Certain general rules are commonly followed in scientific writing:
Readers interpret prose more easily when it flows smoothly, from background to rationale to conclusion. Don’t force the reader to figure out your logic – clearly state the rational. In addition, it is much easier on the reader if you explicitly state the logic behind any transitions from one idea to another.
Use standard abbreviations (hr, min, sec, etc) instead of writing complete words. Some common abbreviations that do not require definition are shown on the attached table. Define all other abbreviations the first time they are used, then subsequently use the abbreviation [e.g. Ampicillin resistant (AmpR)].
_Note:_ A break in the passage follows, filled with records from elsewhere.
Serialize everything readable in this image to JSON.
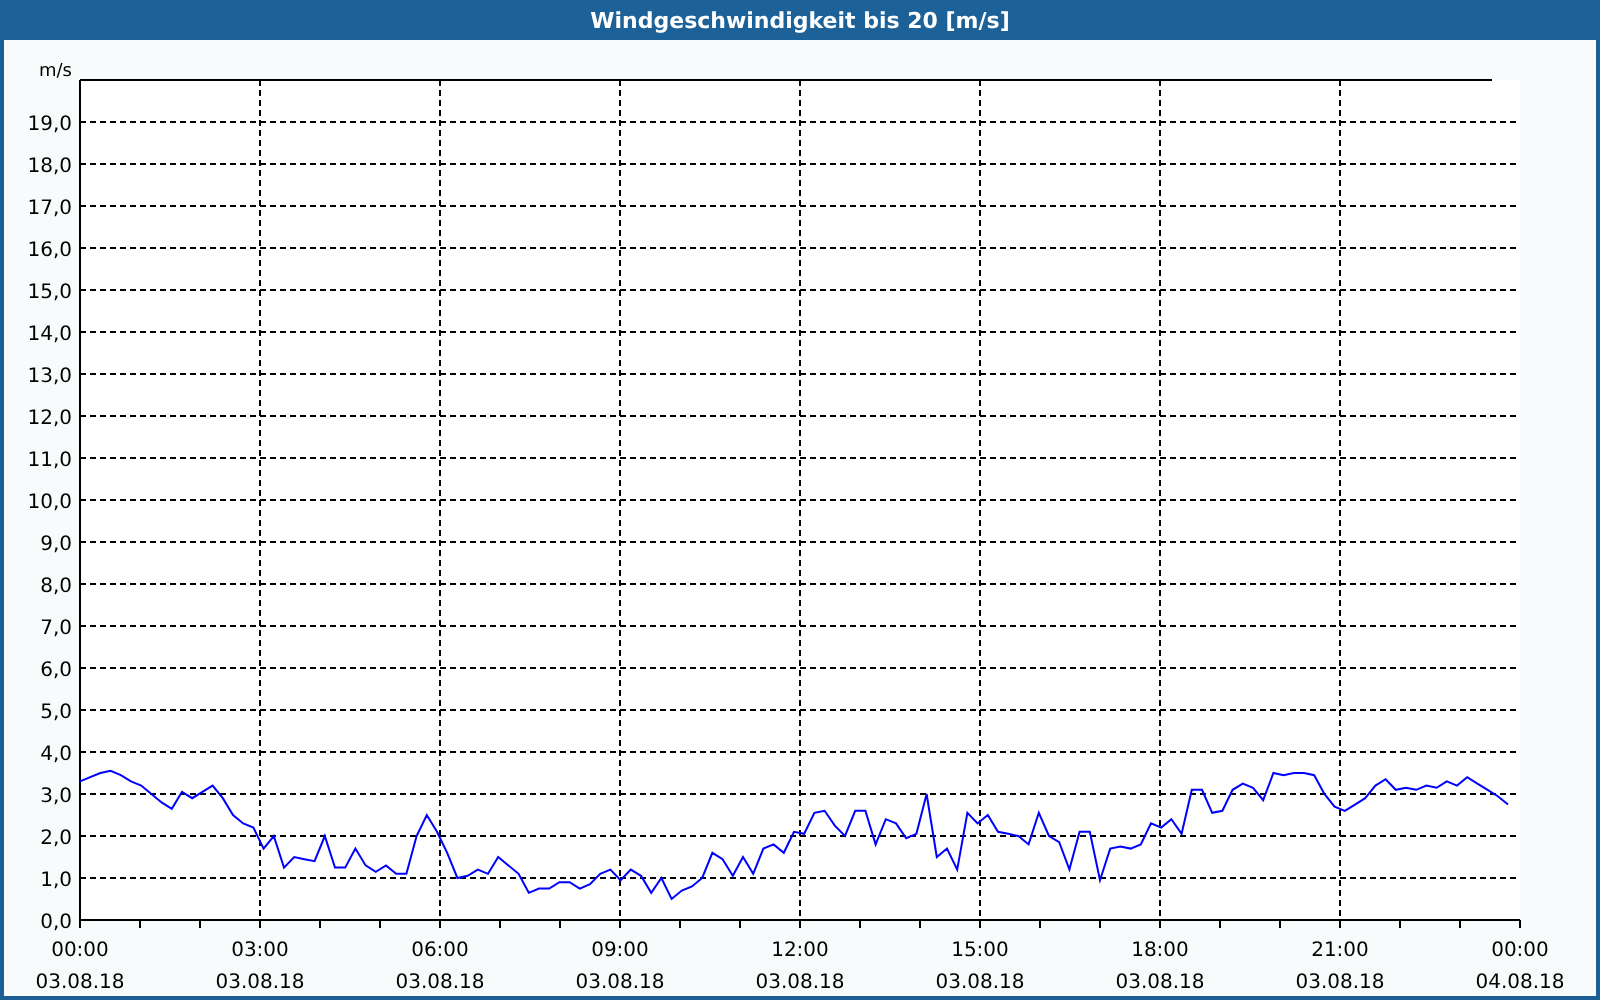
{
  "window": {
    "title": "Windgeschwindigkeit bis 20 [m/s]"
  },
  "chart": {
    "chart_data": {
      "type": "line",
      "ylabel": "m/s",
      "xlim": [
        0,
        24
      ],
      "ylim": [
        0,
        20
      ],
      "grid": true,
      "yticks": [
        {
          "value": 0,
          "label": "0,0"
        },
        {
          "value": 1,
          "label": "1,0"
        },
        {
          "value": 2,
          "label": "2,0"
        },
        {
          "value": 3,
          "label": "3,0"
        },
        {
          "value": 4,
          "label": "4,0"
        },
        {
          "value": 5,
          "label": "5,0"
        },
        {
          "value": 6,
          "label": "6,0"
        },
        {
          "value": 7,
          "label": "7,0"
        },
        {
          "value": 8,
          "label": "8,0"
        },
        {
          "value": 9,
          "label": "9,0"
        },
        {
          "value": 10,
          "label": "10,0"
        },
        {
          "value": 11,
          "label": "11,0"
        },
        {
          "value": 12,
          "label": "12,0"
        },
        {
          "value": 13,
          "label": "13,0"
        },
        {
          "value": 14,
          "label": "14,0"
        },
        {
          "value": 15,
          "label": "15,0"
        },
        {
          "value": 16,
          "label": "16,0"
        },
        {
          "value": 17,
          "label": "17,0"
        },
        {
          "value": 18,
          "label": "18,0"
        },
        {
          "value": 19,
          "label": "19,0"
        }
      ],
      "xticks": [
        {
          "value": 0,
          "label": "00:00"
        },
        {
          "value": 3,
          "label": "03:00"
        },
        {
          "value": 6,
          "label": "06:00"
        },
        {
          "value": 9,
          "label": "09:00"
        },
        {
          "value": 12,
          "label": "12:00"
        },
        {
          "value": 15,
          "label": "15:00"
        },
        {
          "value": 18,
          "label": "18:00"
        },
        {
          "value": 21,
          "label": "21:00"
        },
        {
          "value": 24,
          "label": "00:00"
        }
      ],
      "x": [
        0,
        0.17,
        0.34,
        0.51,
        0.68,
        0.85,
        1.02,
        1.19,
        1.36,
        1.53,
        1.7,
        1.87,
        2.04,
        2.21,
        2.38,
        2.55,
        2.72,
        2.89,
        3.06,
        3.23,
        3.4,
        3.57,
        3.74,
        3.91,
        4.08,
        4.25,
        4.42,
        4.59,
        4.76,
        4.93,
        5.1,
        5.27,
        5.44,
        5.61,
        5.78,
        5.95,
        6.12,
        6.29,
        6.46,
        6.63,
        6.8,
        6.97,
        7.14,
        7.31,
        7.48,
        7.65,
        7.82,
        7.99,
        8.16,
        8.33,
        8.5,
        8.67,
        8.84,
        9.01,
        9.18,
        9.35,
        9.52,
        9.69,
        9.86,
        10.03,
        10.2,
        10.37,
        10.54,
        10.71,
        10.88,
        11.05,
        11.22,
        11.39,
        11.56,
        11.73,
        11.9,
        12.07,
        12.24,
        12.41,
        12.58,
        12.75,
        12.92,
        13.09,
        13.26,
        13.43,
        13.6,
        13.77,
        13.94,
        14.11,
        14.28,
        14.45,
        14.62,
        14.79,
        14.96,
        15.13,
        15.3,
        15.47,
        15.64,
        15.81,
        15.98,
        16.15,
        16.32,
        16.49,
        16.66,
        16.83,
        17,
        17.17,
        17.34,
        17.51,
        17.68,
        17.85,
        18.02,
        18.19,
        18.36,
        18.53,
        18.7,
        18.87,
        19.04,
        19.21,
        19.38,
        19.55,
        19.72,
        19.89,
        20.06,
        20.23,
        20.4,
        20.57,
        20.74,
        20.91,
        21.08,
        21.25,
        21.42,
        21.59,
        21.76,
        21.93,
        22.1,
        22.27,
        22.44,
        22.61,
        22.78,
        22.95,
        23.12,
        23.29,
        23.46,
        23.63,
        23.8
      ],
      "series": [
        {
          "color": "#0000ff",
          "values": [
            3.3,
            3.4,
            3.5,
            3.55,
            3.45,
            3.3,
            3.2,
            3.0,
            2.8,
            2.65,
            3.05,
            2.9,
            3.05,
            3.2,
            2.9,
            2.5,
            2.3,
            2.2,
            1.7,
            2.0,
            1.25,
            1.5,
            1.45,
            1.4,
            2.0,
            1.25,
            1.25,
            1.7,
            1.3,
            1.15,
            1.3,
            1.1,
            1.1,
            2.0,
            2.5,
            2.1,
            1.6,
            1.0,
            1.05,
            1.2,
            1.1,
            1.5,
            1.3,
            1.1,
            0.65,
            0.75,
            0.75,
            0.9,
            0.9,
            0.75,
            0.85,
            1.1,
            1.2,
            0.95,
            1.2,
            1.05,
            0.65,
            1.0,
            0.5,
            0.7,
            0.8,
            1.0,
            1.6,
            1.45,
            1.05,
            1.5,
            1.1,
            1.7,
            1.8,
            1.6,
            2.1,
            2.05,
            2.55,
            2.6,
            2.25,
            2.0,
            2.6,
            2.6,
            1.8,
            2.4,
            2.3,
            1.95,
            2.05,
            3.0,
            1.5,
            1.7,
            1.2,
            2.55,
            2.3,
            2.5,
            2.1,
            2.05,
            2.0,
            1.8,
            2.55,
            2.0,
            1.85,
            1.2,
            2.1,
            2.1,
            0.95,
            1.7,
            1.75,
            1.7,
            1.8,
            2.3,
            2.2,
            2.4,
            2.05,
            3.1,
            3.1,
            2.55,
            2.6,
            3.1,
            3.25,
            3.15,
            2.85,
            3.5,
            3.45,
            3.5,
            3.5,
            3.45,
            3.0,
            2.7,
            2.6,
            2.75,
            2.9,
            3.2,
            3.35,
            3.1,
            3.15,
            3.1,
            3.2,
            3.15,
            3.3,
            3.2,
            3.4,
            3.25,
            3.1,
            2.95,
            2.75
          ]
        }
      ]
    },
    "xtick_dates": [
      "03.08.18",
      "03.08.18",
      "03.08.18",
      "03.08.18",
      "03.08.18",
      "03.08.18",
      "03.08.18",
      "03.08.18",
      "04.08.18"
    ]
  }
}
As a general rule, do not use an abbreviation unless a term is used at least three times in the manuscript. With two exceptions (the degree symbol and percent symbol), a space should be left between numbers and the accompanying unit. In general, abbreviations should not be written in the plural form (e.g. 1 ml or 5 ml, not mls).
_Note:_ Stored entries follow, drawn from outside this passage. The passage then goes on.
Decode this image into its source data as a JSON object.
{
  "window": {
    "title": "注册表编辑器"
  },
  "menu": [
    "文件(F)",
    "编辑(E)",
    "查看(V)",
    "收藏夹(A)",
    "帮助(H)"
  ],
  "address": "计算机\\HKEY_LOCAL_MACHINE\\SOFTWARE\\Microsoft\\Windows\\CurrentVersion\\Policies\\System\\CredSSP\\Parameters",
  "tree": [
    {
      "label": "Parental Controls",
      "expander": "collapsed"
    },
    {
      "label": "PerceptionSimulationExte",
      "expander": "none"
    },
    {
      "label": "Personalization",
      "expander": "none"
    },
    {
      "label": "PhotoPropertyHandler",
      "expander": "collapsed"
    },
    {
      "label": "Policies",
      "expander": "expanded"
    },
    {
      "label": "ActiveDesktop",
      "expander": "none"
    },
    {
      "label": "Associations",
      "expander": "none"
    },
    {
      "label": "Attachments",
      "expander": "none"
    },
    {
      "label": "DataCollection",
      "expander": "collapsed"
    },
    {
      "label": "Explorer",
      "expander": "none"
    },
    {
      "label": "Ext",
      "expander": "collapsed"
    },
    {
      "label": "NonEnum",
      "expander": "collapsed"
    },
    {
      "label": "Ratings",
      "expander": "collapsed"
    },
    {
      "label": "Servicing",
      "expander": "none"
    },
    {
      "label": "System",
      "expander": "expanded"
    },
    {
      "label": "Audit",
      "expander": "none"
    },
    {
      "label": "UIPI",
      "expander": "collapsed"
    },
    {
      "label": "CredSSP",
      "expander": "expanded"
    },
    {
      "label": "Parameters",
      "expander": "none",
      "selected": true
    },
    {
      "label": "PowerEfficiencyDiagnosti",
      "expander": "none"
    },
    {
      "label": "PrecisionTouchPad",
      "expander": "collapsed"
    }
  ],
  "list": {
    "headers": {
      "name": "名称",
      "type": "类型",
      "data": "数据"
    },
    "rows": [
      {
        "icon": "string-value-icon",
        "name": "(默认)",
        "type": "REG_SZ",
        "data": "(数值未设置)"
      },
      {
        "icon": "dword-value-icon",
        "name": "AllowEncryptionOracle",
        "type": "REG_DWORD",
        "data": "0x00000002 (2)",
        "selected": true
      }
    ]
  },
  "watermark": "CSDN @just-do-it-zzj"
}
Past, present, and future tense
Results described in your paper should be described in past tense (you’ve done these experiments, but your results are not yet accepted “facts”). Results from published papers should be described in the present tense (based upon the assumption that published results are “facts”). Only experiments that you plan to do in the future should be described in the future tense.
Third vs first person
It is OK to use first person in scientific writing, but it should be used sparingly – reserve the use of first person for things that you want to emphasize that “you” uniquely did (i.e. not things that many others have done as well). Most text should be written in the third person to avoid sounding like an autobiographical account penned by a narcissistic author. However, it is better to say “It is possible to ..” than to say “One could …”. Writing that uses the impersonal pronoun “one” often seems noncommittal and dry.
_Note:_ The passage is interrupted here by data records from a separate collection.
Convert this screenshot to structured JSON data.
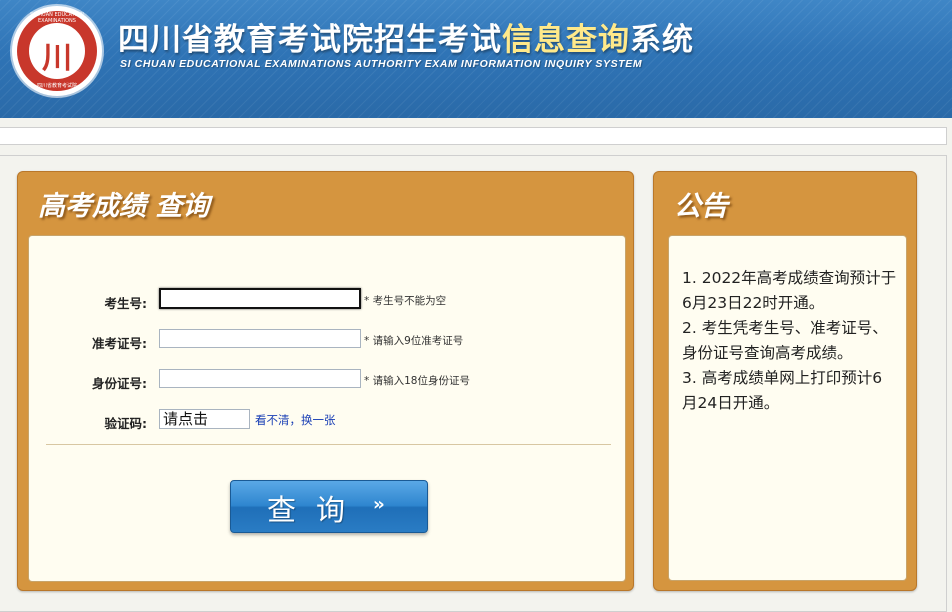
{
  "header": {
    "title_part1": "四川省教育考试院招生考试",
    "title_highlight": "信息查询",
    "title_part2": "系统",
    "subtitle": "SI CHUAN EDUCATIONAL EXAMINATIONS AUTHORITY EXAM INFORMATION INQUIRY SYSTEM",
    "logo_text_top": "SICHUAN EDUCATION EXAMINATIONS",
    "logo_text_bottom": "四川省教育考试院",
    "logo_mark": "川"
  },
  "query_panel": {
    "title": "高考成绩  查询",
    "fields": [
      {
        "label": "考生号:",
        "hint": "* 考生号不能为空",
        "value": ""
      },
      {
        "label": "准考证号:",
        "hint": "* 请输入9位准考证号",
        "value": ""
      },
      {
        "label": "身份证号:",
        "hint": "* 请输入18位身份证号",
        "value": ""
      }
    ],
    "captcha": {
      "label": "验证码:",
      "value": "请点击",
      "refresh": "看不清，换一张"
    },
    "submit_label": "查询",
    "submit_arrows": "››"
  },
  "notice_panel": {
    "title": "公告",
    "items": [
      "1. 2022年高考成绩查询预计于6月23日22时开通。",
      "2. 考生凭考生号、准考证号、身份证号查询高考成绩。",
      "3. 高考成绩单网上打印预计6月24日开通。"
    ]
  },
  "colors": {
    "header_blue": "#2f74b6",
    "panel_orange": "#d5953f",
    "panel_body": "#fffdf1",
    "button_blue": "#2f86cf",
    "title_highlight": "#ffe98a"
  }
}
In addition, inanimate objects (like genes, proteins, etc) should be described in third person, not with anthropomorphic or possessive terms (e.g., instead of saying “its att site”, say “the chromosomal att site”).
Avoid using phrases that do not contribute to understanding. For example, the following phrases could be shortened (or completely deleted) without altering the meaning of a sentence: “the fact that …” (delete); “In order to …” (shorten to simply “To …”). Likewise, the title of a table of results does not benefit from the preface “Results of …”. In short, don’t use more words than you need to make your point.
If several expressions modify the same word, they should be arranged so that it is explicit which word they modify. It is common to use a pronoun such as “it” or “they” to refer to a concept from the previous sentence. This is OK as long as there is only one concept that “it” or “they” means.
However, if there are more than one concepts it is easy for the reader to get confused about what the pronoun is meant to specify (even if you know which one you mean). It is better to error on the side of redundancy by repeating the concept in subsequent sentences, than to take the chance of confusing the reader. Don’t make the reader guess what you mean.
Avoid double parentheses. For example, “Three gene products catalyze reactions in the pathway for proline biosynthesis (Figure 1) (3)” could be reworded to say “Figure 1 shows the three reactions of the pathway for proline biosynthesis (3).”